One Step at a Time
How to Describe Week Two?
I had written a post breaking down my days, but it didn’t actually describe what it’s been like. The trail has been throwing things at me so unexpectedly that I’ve been spending most of my time managing those things and trying to understand what’s going on in my head at the same time.
Without a doubt this trek so far has been the most challenging thing I’ve done in my life, and that includes basic training. I really had no idea the number of ways I would be challenged. I have to admit, when I look around, it seems others are not so challenged, but I know this can’t be true. I know this because when I talk to other people, I’m hiding what’s really going on in my head.
Whoa! I didn’t Expect That!
- The physical challenge – it’s not just the weight either, I didn’t expect that I would be going so slowly, I didn’t expect to get so many blisters, and just when I was getting my legs, my back started giving me problems.
- The environment – the sun hasn’t bothered me too much yet, but the wind is another story. It’s something to try and walk when the wind is blowing you off the trail. It was especially challenging, when one night I had to cover my face to sleep through the dust storm in my tent.

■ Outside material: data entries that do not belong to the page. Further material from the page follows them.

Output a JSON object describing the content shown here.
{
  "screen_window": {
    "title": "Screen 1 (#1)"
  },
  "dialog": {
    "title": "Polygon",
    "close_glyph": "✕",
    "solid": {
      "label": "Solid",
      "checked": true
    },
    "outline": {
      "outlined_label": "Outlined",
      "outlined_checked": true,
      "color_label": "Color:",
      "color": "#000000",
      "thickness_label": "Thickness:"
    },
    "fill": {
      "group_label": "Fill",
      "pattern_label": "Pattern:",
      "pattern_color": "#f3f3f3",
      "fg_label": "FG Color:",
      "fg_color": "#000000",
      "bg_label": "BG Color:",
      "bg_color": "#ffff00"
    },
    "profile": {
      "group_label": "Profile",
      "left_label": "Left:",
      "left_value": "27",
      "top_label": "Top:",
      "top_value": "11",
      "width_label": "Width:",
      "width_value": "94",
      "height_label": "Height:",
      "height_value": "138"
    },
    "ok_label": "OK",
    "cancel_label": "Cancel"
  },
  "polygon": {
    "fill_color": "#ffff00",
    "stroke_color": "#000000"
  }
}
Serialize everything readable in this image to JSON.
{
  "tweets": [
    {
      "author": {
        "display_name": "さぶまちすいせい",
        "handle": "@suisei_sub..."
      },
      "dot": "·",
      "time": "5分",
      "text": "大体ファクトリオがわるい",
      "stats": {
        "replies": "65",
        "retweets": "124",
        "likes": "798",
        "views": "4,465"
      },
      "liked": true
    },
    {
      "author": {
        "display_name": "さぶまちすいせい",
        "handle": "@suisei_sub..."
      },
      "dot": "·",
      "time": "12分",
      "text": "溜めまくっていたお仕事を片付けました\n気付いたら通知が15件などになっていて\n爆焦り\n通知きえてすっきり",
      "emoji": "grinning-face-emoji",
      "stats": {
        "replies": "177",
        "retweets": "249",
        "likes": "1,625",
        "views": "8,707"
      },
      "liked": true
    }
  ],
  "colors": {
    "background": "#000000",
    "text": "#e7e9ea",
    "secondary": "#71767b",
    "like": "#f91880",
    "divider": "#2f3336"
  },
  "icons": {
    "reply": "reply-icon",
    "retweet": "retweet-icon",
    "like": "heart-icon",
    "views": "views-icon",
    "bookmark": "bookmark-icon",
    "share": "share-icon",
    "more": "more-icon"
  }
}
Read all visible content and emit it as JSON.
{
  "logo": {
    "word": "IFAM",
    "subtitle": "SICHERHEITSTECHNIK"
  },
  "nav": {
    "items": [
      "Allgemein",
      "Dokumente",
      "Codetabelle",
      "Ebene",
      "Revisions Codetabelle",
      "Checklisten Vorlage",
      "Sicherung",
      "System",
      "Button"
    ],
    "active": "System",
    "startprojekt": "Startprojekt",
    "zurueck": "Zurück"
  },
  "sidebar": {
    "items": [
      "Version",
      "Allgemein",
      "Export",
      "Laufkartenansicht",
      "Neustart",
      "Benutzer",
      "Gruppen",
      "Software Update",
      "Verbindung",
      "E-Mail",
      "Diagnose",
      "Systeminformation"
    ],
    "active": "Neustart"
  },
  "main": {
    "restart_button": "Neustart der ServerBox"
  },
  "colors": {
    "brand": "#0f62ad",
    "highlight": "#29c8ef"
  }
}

- The logistics – I’m a planner and I still had no idea how much I would actually have to plan and make decisions while on the trail. Every day and section involves questions about how far can I walk, where can I get water, where will I sleep, how much water do I need to carry, how much food do I need, what is the weather doing?
- Inside my head – this was my biggest surprise. I had no idea how much my ego would fight. While I beat the initial, “what am I doing? I’ll never be able to do this,” it morphed into fear and perceived stress about all of the challenges. Fear of being in the middle of nowhere and having my back contract to where I can’t carry my pack or do any camp stuff. Fear of quitting. Fear of judgement. Telling myself I’m too overwhelmed to continue. I know that none of this is based on anything substantial. It’s just my ego’s way of stopping change.
Of course, all of these challenges can be overcome. I see it every day in every hiker that I meet or see. I know the way to do it is to just keep taking the next step. Breaking it down into moments. What am I doing at this moment? What needs to be done at this moment? And eventually, I’ll be on the other side.
Even with all this going on in my head, I’ve still walked through some amazing landscapes and met a lot of cool people. I even earned my trail name…Rewind, due to the fact that I returned to Warner Springs twice due to my back.
So, here I am in Idyllwild
I’m letting my back rest and recover. I’m feeling good physically and mentally, and I hope to be back on the trail tomorrow, fighting another day for the person I am, not the one my ego wants me to be.